WOMEN WHO LIVE IN DREAD

B

ROADLY speaking, nervous women may be divided into two classes-those who are really nervous, and those who imagine themselves to be so. Naturally, the second class is always in danger of drifting into the first, and very likely the woman who suffers from imaginary disturbances is more to be pitied than she whose maladies have an actual basis. The imaginative woman has nothing tangible on which to rest her ailments, but she nevertheless finds life a burden, and makes it so to other people. One has only to give the reins to a vivid imagination, and to be intensely self-centered, in order to fancy that she is a prey to every ill to which flesh is heir. To whichever class you belong, you will gain an immense victory over the trouble by eliminating the element of fear. To live in dread of some ill that may never materialize, to have the sense of a sword hanging over one's head suspended by a hair, to dread an epidemic, or poverty, or burglars, or a mouse in the closet, or a thunderstorm, and to let the dread get dominion over you, is to be worse off than you would be were you locked in a prison house.

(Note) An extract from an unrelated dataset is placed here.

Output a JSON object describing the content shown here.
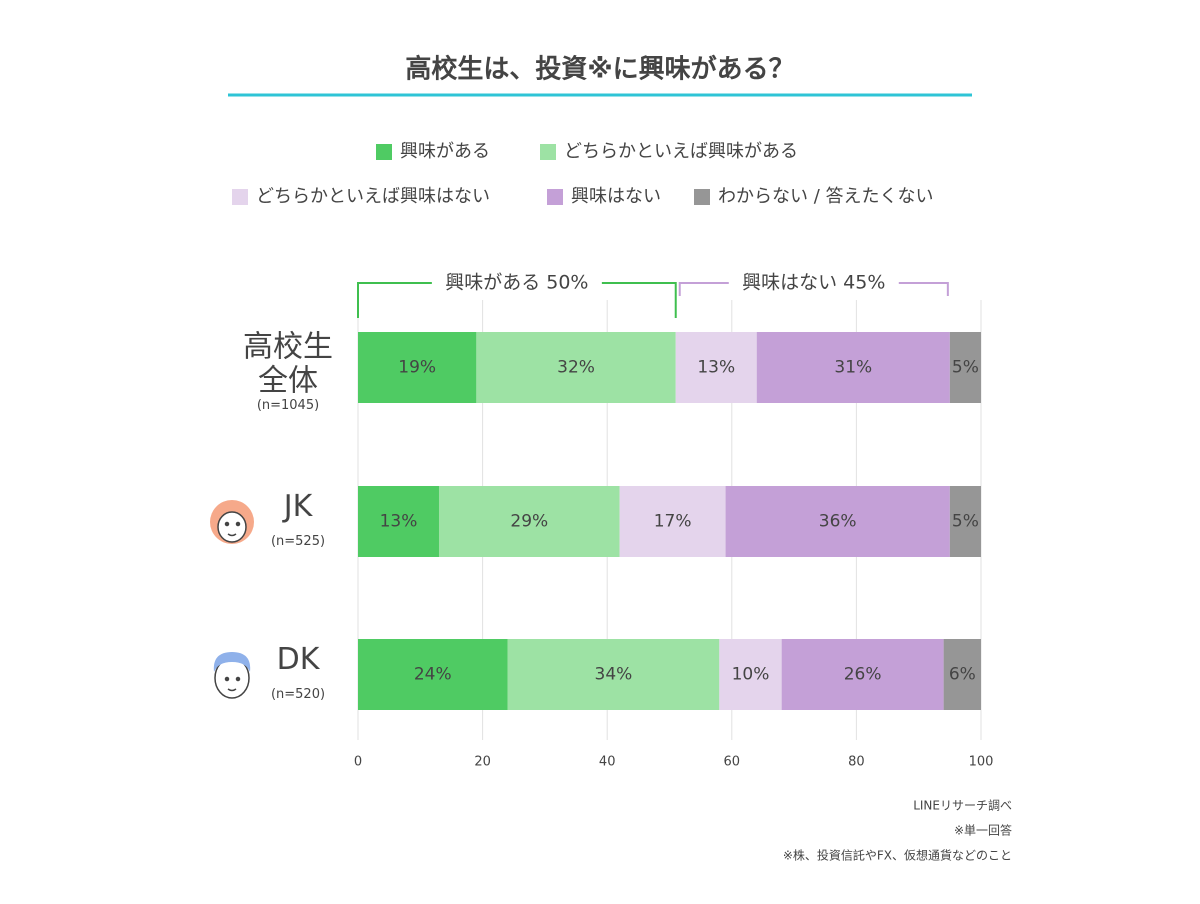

Fear is largely under personal control in its beginnings, but if it secure an entrance into the mind, nothing is more difficult to rout. Where is the cure to be found for it? I think only in the words of our Lord himself: "Fear not, little flock; it is your Father's good pleasure to give you the kingdom." That is, to give you a royal dominion over all things base, mean and lurking; over all furtive things, over all things that sap the strength and take the courage away.